Trump-Abe Meeting: Sun in Eagle’s Claws?

On Thursday, June 7, Donald Trump held a meeting with Premier Minister of Japan Shinzo Abe on the eve of the US-DPRK summit, scheduled on June 12 in Singapore. The meeting’s agenda, its results and asymmetric relations between the US and Japan – these are the topics discussed in the interview with Dmitry Streltsov, head of the Department of Oriental Studies of the Moscow-based MGIMO University, leading researcher of the Russian Academy of Sciences’ Institute of Oriental Studies.

Shinzo Abe’s visit to Washington and his meeting with Donald Trump took place in preparation to the US-DRPK summit expected on June 12 in Singapore. It is assumed that the American president has to inform his key allies on the intentions of the US during this summit – in particular, to coordinate his foreign policy with Japan as its key ally in East Asia.

The fact is that Japan is the only country marginalized during the process of warming of relations with the DPRK. Kim Jong Un either had, or will have meetings with the countries which have taken part in the six-side talks: he met Moon Jae-In and Xi Jinping twice, hosted a delegation from Russia last week, he is going to meet Trump – and only Japan lacks any achievements in the field.

The list of Japan’s concerns on the eve of Trump-Kim summit contains three points. First of all, they are afraid of the possibility that the US and the DPRK could have a deal on restrictions to be put on the North Korean missile program. Abe fears that Washington could provide Pyongyang with an implicit permission to keep medium-range missiles that can reach Japan in exchange for refusal to develop long-range ballistic missiles capable of hitting the US Pacific coast. In addition, Abe fears that Trump could legalize the weapons of mass destruction the DPRK actually has, that is to make it clear that under certain conditions the US will not insist on denuclearization, and de facto recognize the DPRK’s nuclear status in exchange for some counter-moves.

The third point Abe cares about is the question of abducted persons. It is well known that in the 1970s – 1980s, about seventeen Japanese citizens, as the Japanese side claims, were abducted by North Korean special services. The fate of at least five people remains unknown. Tokyo addresses this question at any meetings dealing with contacts with the DPRK. What Abe is doing is convincing Trump to address it as well at his summit with Kim.

To sum up, at his meeting with Donald Trump, Shinzo Abe tries to receive from him some promises on these matters considered by the Japanese side as the most important. As for the US, it wants to convince Abe that it is not going to have any “separate deal” with the DPRK, so it will not abandon Japan.

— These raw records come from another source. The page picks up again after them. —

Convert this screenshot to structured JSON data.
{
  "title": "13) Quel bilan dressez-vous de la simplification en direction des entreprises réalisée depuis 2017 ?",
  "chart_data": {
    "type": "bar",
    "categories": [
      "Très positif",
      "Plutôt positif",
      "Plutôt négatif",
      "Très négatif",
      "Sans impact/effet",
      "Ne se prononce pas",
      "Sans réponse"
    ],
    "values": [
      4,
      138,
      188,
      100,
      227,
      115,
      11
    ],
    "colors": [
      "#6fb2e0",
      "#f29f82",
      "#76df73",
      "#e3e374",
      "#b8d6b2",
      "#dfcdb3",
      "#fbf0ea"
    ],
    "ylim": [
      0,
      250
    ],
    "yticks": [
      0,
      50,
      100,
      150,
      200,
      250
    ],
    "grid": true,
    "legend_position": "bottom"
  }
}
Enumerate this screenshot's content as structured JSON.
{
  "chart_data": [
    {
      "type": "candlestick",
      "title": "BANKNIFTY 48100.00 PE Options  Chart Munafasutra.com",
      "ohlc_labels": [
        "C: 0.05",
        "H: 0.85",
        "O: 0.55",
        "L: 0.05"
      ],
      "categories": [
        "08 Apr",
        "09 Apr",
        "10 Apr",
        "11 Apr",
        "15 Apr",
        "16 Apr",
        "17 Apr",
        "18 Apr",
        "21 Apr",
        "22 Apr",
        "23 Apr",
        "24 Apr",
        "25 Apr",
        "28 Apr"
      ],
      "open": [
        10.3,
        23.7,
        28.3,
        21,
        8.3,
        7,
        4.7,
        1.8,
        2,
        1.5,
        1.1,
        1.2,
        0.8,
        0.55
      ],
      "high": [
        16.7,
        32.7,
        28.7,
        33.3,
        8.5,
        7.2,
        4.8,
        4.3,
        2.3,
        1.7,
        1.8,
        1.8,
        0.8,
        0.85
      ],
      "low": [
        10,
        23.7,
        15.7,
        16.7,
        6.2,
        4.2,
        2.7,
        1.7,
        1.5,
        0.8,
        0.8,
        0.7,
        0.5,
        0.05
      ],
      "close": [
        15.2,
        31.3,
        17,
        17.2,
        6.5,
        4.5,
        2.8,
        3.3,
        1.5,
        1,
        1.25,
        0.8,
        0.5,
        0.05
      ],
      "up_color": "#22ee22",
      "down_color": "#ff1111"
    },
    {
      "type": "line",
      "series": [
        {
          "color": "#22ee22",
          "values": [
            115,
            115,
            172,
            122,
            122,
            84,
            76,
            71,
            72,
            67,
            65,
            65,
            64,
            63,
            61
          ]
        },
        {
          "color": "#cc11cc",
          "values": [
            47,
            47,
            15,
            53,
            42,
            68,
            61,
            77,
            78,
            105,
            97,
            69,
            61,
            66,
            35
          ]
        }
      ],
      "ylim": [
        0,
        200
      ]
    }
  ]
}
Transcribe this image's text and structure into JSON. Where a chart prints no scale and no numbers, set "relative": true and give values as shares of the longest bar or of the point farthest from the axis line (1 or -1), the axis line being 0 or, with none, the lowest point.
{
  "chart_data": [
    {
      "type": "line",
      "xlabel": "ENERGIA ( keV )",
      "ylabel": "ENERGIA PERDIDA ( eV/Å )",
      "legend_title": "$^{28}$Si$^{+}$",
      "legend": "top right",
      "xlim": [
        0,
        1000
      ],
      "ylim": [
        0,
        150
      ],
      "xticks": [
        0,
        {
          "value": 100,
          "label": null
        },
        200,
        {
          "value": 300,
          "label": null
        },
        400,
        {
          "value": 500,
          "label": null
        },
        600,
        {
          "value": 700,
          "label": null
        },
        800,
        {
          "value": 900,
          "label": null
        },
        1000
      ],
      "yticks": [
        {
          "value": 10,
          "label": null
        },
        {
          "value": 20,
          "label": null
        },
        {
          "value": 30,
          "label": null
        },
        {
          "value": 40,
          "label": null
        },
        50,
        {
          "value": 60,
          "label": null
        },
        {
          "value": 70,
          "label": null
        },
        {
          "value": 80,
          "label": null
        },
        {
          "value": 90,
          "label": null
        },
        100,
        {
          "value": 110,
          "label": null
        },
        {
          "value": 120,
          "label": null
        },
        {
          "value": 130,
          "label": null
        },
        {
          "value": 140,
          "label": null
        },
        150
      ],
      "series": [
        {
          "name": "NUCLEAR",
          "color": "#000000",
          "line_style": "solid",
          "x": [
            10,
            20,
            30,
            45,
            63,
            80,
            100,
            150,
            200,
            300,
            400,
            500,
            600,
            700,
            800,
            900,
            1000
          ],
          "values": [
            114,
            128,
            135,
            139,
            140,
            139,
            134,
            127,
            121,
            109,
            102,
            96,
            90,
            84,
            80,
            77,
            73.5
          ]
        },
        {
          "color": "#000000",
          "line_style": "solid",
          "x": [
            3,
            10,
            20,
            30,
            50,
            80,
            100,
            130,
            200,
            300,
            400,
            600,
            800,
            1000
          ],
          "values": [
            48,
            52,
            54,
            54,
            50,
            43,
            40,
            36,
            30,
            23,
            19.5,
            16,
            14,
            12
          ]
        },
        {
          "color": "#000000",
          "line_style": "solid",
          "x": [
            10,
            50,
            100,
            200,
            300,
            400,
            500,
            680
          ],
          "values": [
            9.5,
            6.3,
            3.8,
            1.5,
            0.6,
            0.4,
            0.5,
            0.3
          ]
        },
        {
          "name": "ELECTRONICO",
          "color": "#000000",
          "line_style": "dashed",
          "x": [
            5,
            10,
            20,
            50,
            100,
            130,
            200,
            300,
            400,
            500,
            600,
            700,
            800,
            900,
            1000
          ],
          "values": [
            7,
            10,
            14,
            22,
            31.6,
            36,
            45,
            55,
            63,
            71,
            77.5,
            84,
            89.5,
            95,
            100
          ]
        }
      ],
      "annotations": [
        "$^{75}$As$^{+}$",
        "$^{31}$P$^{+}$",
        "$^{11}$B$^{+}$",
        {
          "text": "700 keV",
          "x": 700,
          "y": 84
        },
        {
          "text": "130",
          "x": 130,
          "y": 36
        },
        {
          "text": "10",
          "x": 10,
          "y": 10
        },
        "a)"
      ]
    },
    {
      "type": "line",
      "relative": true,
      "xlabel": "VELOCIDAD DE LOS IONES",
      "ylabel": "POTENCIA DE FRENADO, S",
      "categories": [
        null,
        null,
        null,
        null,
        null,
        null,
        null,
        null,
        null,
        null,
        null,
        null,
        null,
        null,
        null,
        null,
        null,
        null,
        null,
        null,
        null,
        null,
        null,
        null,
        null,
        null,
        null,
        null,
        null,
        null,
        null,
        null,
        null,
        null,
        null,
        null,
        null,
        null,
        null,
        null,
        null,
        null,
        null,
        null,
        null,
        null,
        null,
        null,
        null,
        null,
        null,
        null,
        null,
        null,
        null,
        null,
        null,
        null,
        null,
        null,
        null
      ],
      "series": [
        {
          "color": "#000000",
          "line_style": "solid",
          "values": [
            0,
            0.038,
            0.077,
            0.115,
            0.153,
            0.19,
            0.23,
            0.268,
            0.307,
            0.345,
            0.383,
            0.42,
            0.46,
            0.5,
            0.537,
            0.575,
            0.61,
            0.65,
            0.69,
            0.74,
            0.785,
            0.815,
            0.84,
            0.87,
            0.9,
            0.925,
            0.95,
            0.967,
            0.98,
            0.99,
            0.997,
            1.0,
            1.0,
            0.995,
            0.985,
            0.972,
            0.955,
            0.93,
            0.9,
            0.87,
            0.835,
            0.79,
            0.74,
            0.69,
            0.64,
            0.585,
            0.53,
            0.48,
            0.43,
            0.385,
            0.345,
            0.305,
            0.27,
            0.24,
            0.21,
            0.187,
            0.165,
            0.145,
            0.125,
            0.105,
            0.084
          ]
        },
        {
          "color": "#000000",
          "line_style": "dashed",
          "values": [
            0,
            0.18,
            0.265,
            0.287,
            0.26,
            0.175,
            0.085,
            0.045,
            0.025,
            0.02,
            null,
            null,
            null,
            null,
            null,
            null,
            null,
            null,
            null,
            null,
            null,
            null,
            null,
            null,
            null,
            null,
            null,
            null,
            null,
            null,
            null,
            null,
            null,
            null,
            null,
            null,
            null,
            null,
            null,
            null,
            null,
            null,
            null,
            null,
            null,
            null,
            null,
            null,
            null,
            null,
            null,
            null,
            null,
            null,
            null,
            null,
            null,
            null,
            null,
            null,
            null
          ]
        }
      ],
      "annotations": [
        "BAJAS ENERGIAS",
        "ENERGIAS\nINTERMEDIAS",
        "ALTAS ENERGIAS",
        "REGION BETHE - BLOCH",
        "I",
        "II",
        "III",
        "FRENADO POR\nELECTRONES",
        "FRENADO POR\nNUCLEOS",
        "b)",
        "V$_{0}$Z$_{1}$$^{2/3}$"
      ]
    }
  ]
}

Behind the closed doors, economic issues were probably addressed, too. In particular, the meeting may have addressed the steel and aluminium tariffs the Trump administration announced against everyone, including Japan. It feels discriminated and tries to persuade the US into making some concessions. The issue of tariffs on Japanese cars is also an important one, since Donald Trump promised to raise it during his campaign, having not done it yet. Generally, if the US president represents a protectionist line in the international economy, the prime minister of Japan tries to incline his American partners to free market policy.

At the news conference following the meeting, the parties did their best to demonstrate the unity of their positions, stating that the US would consider its ally’s interests. However, I do not think that the Japanese side has remained satisfied with that.

In addition, Japan will make its own efforts to contact North Korea and to hold an Abe-Kim summit. Japan fells isolated: at the one hand, it is painful for it to be marginalized; at the other – Abe is being criticized now for asking another country for help with the kidnapped people. Japan considers it shameful. Therefore, Abe would try to increase his own political capital – in particular, by launching initiatives towards North Korea, whose particular content is still too early to predict.

Considering the United States’ position, the Trump administration is very unpredictable; it acts uncompromisingly and poorly coordinates its moves with the allies. One could expect all sorts of diplomatic surprises from Trump, but his meeting with Shinzo Abe testifies to his wish to coordinate their positions in line with the security treaty provisions.

It is hard to say if the US will consider the Japanese position. Generally, the American strategy is that if the Trump-Kim summit succeeds, the US could offer the DPRK a “carrot” of some economic assistance packages to involve it in the economic processes of East Asia and relieve tension. In this strategy, Japan, along with South Korea, would certainly be provided with a sponsor’s role.

It is still too early to talk about this, but the results of the June 12 meeting will show the direction of the process. If it is positive – that is, the DRPK agrees to some concessions, – Japan could succeed in raising its status. It will probably be about settling the problem of the colonial past: Japan and North Korea still do not have diplomatic relations, so if the Japanese side provides some economic assistance, it could help normalize the relations between the two.

Views expressed are of individual Members and Contributors, rather than the Club's, unless explicitly stated otherwise.